927.01 DOWNSPOUT AND DRAIN CONNECTIONS, OPEN GUTTER AND CESSPOOL CONNECTIONS, STORM WATER PROHIBITED, NUISANCE CONDITIONS ABATED.
   (a)   The discharge of storm water by any means whatsoever into the City’s sanitary sewer system is hereby declared to be a nuisance.
   (b)   No person shall connect any downspout of any building, any subsoil drain, any storm water connection, or the waste drain of any hydrant or water plug, or any open gutter, cesspool or privy vault, either directly or indirectly, to any sanitary sewer, or permit any storm water to be in any manner discharged into such sewer.  No person shall permit any sanitary sewer lateral located on land owned by the person to remain in a state that permits the infiltration of storm water into the sanitary sewer lateral.
   (c)   The owner or person in control of real property shall:
      (1)   Cause the disconnection from the sanitary sewer system of any downspout of any building, any subsoil drain, any storm water connection, or the waste drain of any hydrant or water plug, or any open gutter, cesspool or privy vault, located on the real property.
      (2)   Repair any sanitary sewer lateral located on the real property to prevent the infiltration of storm water into the sanitary sewer lateral.
      (3)   Remove and/or correct any condition upon the real property that permits the infiltration or inflow of storm water into the City’s sanitary sewer system.
   (d)   If the owner or person in control of real property fails to take the remedial actions provided for in subsection (c) above, in addition to any other penalties provided by law, the Director of Public Service may cause written notice to be served on the owner of the real estate or person having control of the real estate.  The notice shall set forth the nature of the nuisance, the Director’s estimate of the cost of abating the same if done by the City, the statement that the owner or person having control of the real estate shall abate the nuisance within 180 days of the date of the letter, and the statement that, unless the nuisance is abated within the said time, it may be abated by the City and the cost of abatement assessed on the real estate involved.  The notice may be served by delivering it personally to the owner or person having control of the real estate or leaving it at his usual place of business or residence, or by mailing it to the owner or person having control of the real estate, or by posting it in a conspicuous place on the real estate involved, or by publishing it once in a newspaper of general circulation within the City if it cannot be served in any of the other ways above mentioned.  A record shall be kept in the office of the Director of Public Service showing the date of service, the person served, and the manner of service.  When service is by mail, the date of service shall be deemed to be the date of mailing of the notice and the person served shall be deemed to be the person to whom the notice is addressed.  In the event the owner or person having control of the real estate does not abate the nuisance within 180 days of service of the notice to do so the Director of Public Service is hereby authorized to cause the abatement of the nuisance under the terms of this ordinance.  Any person receiving the notice provided for herein may file an appeal with the Board of Building Appeals pursuant to procedures established in and pursuant to Chapter 1307 of the Codified Ordinances.  All enforcement action will be tolled pending the outcome of any such appeal.

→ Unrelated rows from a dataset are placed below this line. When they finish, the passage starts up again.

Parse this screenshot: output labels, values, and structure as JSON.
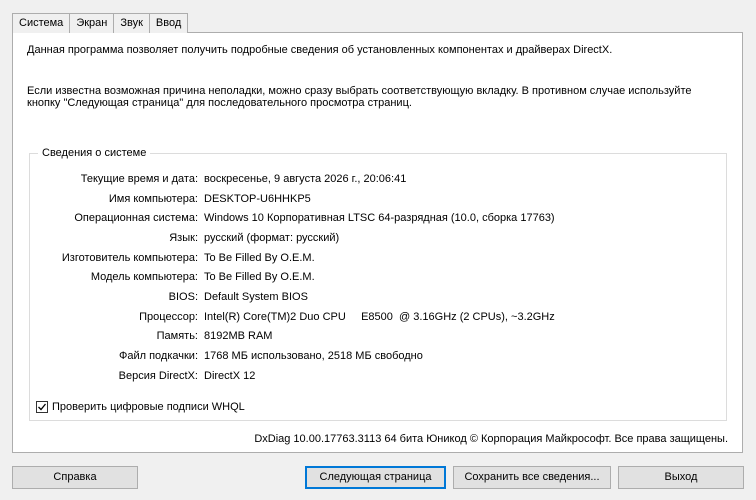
{
  "tabs": [
    "Система",
    "Экран",
    "Звук",
    "Ввод"
  ],
  "intro": {
    "line1": "Данная программа позволяет получить подробные сведения об установленных компонентах и драйверах DirectX.",
    "line2": "Если известна возможная причина неполадки, можно сразу выбрать соответствующую вкладку. В противном случае используйте",
    "line3": "кнопку \"Следующая страница\" для последовательного просмотра страниц."
  },
  "system_info": {
    "title": "Сведения о системе",
    "rows": [
      {
        "label": "Текущие время и дата:",
        "value": "воскресенье, 9 августа 2026 г., 20:06:41"
      },
      {
        "label": "Имя компьютера:",
        "value": "DESKTOP-U6HHKP5"
      },
      {
        "label": "Операционная система:",
        "value": "Windows 10 Корпоративная LTSC 64-разрядная (10.0, сборка 17763)"
      },
      {
        "label": "Язык:",
        "value": "русский (формат: русский)"
      },
      {
        "label": "Изготовитель компьютера:",
        "value": "To Be Filled By O.E.M."
      },
      {
        "label": "Модель компьютера:",
        "value": "To Be Filled By O.E.M."
      },
      {
        "label": "BIOS:",
        "value": "Default System BIOS"
      },
      {
        "label": "Процессор:",
        "value": "Intel(R) Core(TM)2 Duo CPU     E8500  @ 3.16GHz (2 CPUs), ~3.2GHz"
      },
      {
        "label": "Память:",
        "value": "8192MB RAM"
      },
      {
        "label": "Файл подкачки:",
        "value": "1768 МБ использовано, 2518 МБ свободно"
      },
      {
        "label": "Версия DirectX:",
        "value": "DirectX 12"
      }
    ]
  },
  "whql": {
    "label": "Проверить цифровые подписи WHQL",
    "checked": true
  },
  "footer": "DxDiag 10.00.17763.3113 64 бита Юникод  © Корпорация Майкрософт. Все права защищены.",
  "buttons": {
    "help": "Справка",
    "next": "Следующая страница",
    "save": "Сохранить все сведения...",
    "exit": "Выход"
  }
}
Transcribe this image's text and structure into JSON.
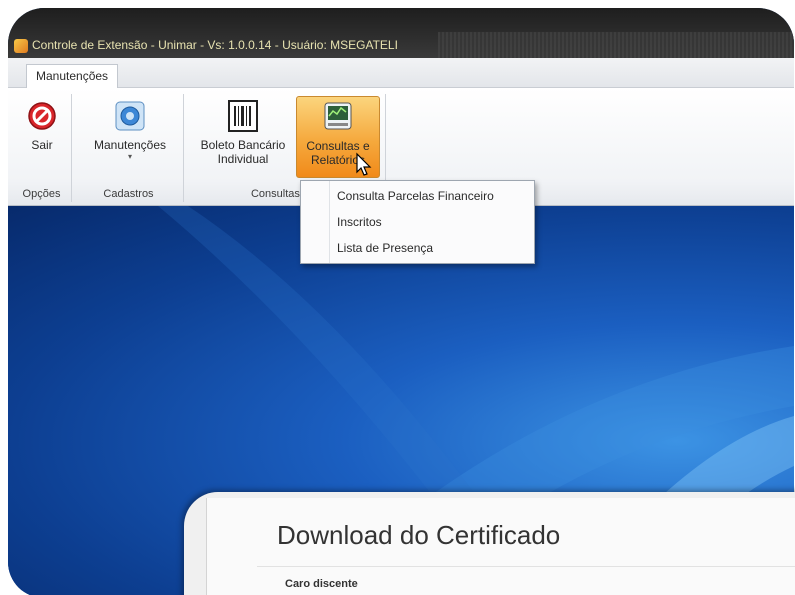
{
  "window": {
    "title": "Controle de Extensão - Unimar - Vs: 1.0.0.14 - Usuário: MSEGATELI"
  },
  "ribbon": {
    "tab": "Manutenções",
    "groups": [
      {
        "label": "Opções",
        "buttons": [
          {
            "label": "Sair"
          }
        ]
      },
      {
        "label": "Cadastros",
        "buttons": [
          {
            "label": "Manutenções"
          }
        ]
      },
      {
        "label": "Consultas e R",
        "buttons": [
          {
            "label_line1": "Boleto Bancário",
            "label_line2": "Individual"
          },
          {
            "label_line1": "Consultas e",
            "label_line2": "Relatórios"
          }
        ]
      }
    ]
  },
  "menu": {
    "items": [
      "Consulta Parcelas Financeiro",
      "Inscritos",
      "Lista de Presença"
    ]
  },
  "overlay": {
    "heading": "Download do Certificado",
    "subheading": "Caro discente"
  },
  "colors": {
    "active_button": "#f5a93d",
    "desktop": "#1b5fc1"
  }
}
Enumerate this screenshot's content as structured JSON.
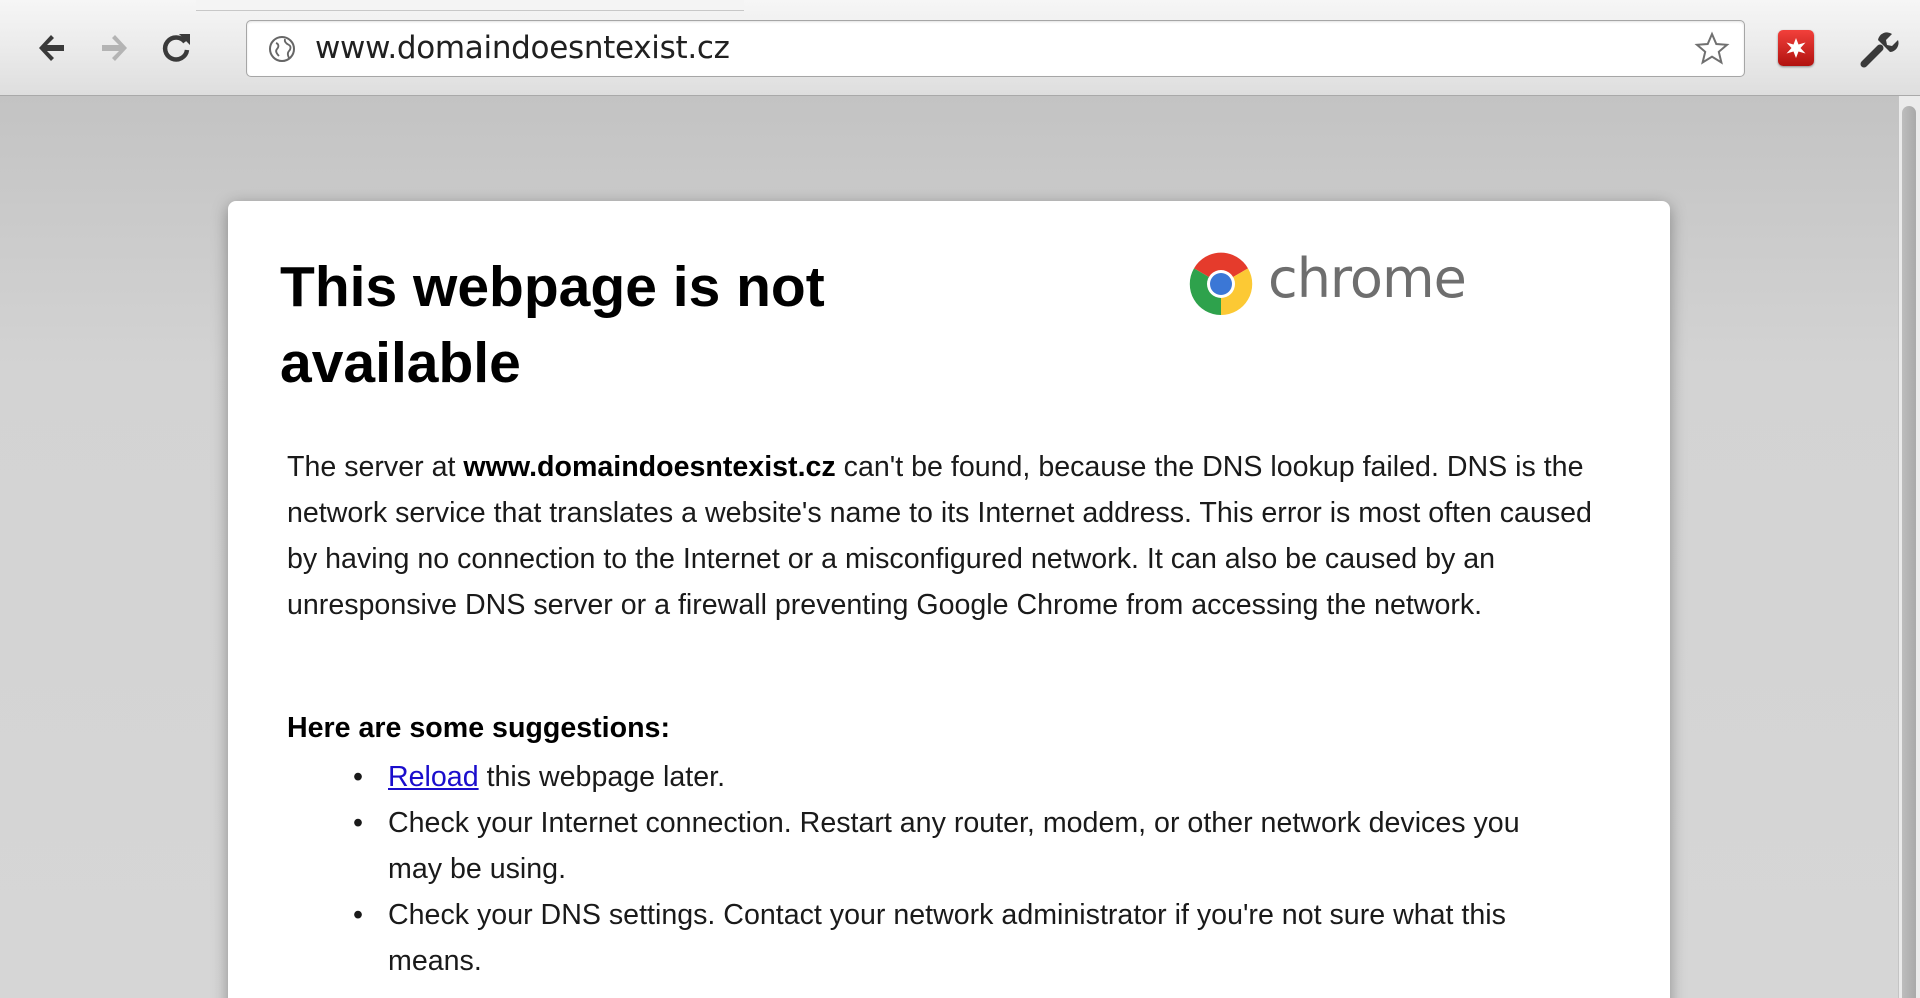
{
  "browser": {
    "address_bar": {
      "url": "www.domaindoesntexist.cz"
    },
    "icons": {
      "back": "back-arrow-icon",
      "forward": "forward-arrow-icon",
      "reload": "reload-icon",
      "site": "globe-icon",
      "bookmark": "star-icon",
      "extension": "extension-icon",
      "menu": "wrench-icon"
    }
  },
  "error_page": {
    "title": "This webpage is not available",
    "brand_text": "chrome",
    "description_prefix": "The server at ",
    "description_host": "www.domaindoesntexist.cz",
    "description_suffix": " can't be found, because the DNS lookup failed. DNS is the network service that translates a website's name to its Internet address. This error is most often caused by having no connection to the Internet or a misconfigured network. It can also be caused by an unresponsive DNS server or a firewall preventing Google Chrome from accessing the network.",
    "suggestions_heading": "Here are some suggestions:",
    "suggestions": {
      "reload_link": "Reload",
      "reload_rest": " this webpage later.",
      "item_2": "Check your Internet connection. Restart any router, modem, or other network devices you may be using.",
      "item_3": "Check your DNS settings. Contact your network administrator if you're not sure what this means."
    }
  },
  "colors": {
    "link": "#1a0dcc",
    "extension_red": "#d2231f",
    "background": "#d3d3d3"
  }
}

   (e)   The owner of real property, whether or not ordered to do so by the City, may request that the City abate any nuisance as defined in subsection (c) above under the terms of this Section.  Work performed by the City under this section shall not include work the primary purpose of which is to prevent water infiltration into a person’s dwelling, basement, cellar, or crawl space.
   (f)   Whenever any nuisance is abated by the City pursuant to the provisions of this chapter, whether pursuant to order of the Director of Public Service or the request of the owner, the City shall assess the costs of such abatement to the owner or person having control of the real estate upon which the nuisance was abated.  A notice of such assessment shall be sent by regular mail to the owner or person having control of the real estate at his last known address to pay the cost of such abatement.  If payment of such costs is not received by the City within thirty days after the mailing of such notice, then the amount shall be certified to the County Fiscal Officer for collection the same as other taxes and assessments are collected.  The cost of abatement shall be the actual cost of the City of the abatement, whether such abatement is performed by City employees or by an independent contractor, but said cost shall not include the cost of any services performed on City-owned infrastructure, or the cost of services performed on any infrastructure located within City owned property or street rights of way.  Costs for services of City employees shall include, without limitation, an amount based on the hourly rate of pay, including all fringe benefits, of the personnel involved.  Any amount certified to the County Fiscal Officer shall be paid over the following time periods, with interest charged at a rate that the City can obtain at the time of the assessment:
 
Cost of abatement up to $1,500.00
5 years
Cost of abatement over $1,500.00
10 years
   Within fifteen days after receipt of the notice of the assessment, a person may apply in writing to City Council asking that the assessment be deferred on the basis of a financial hardship.  City Council will hear the request and determine whether to grant the request and, if the request is granted, under what terms.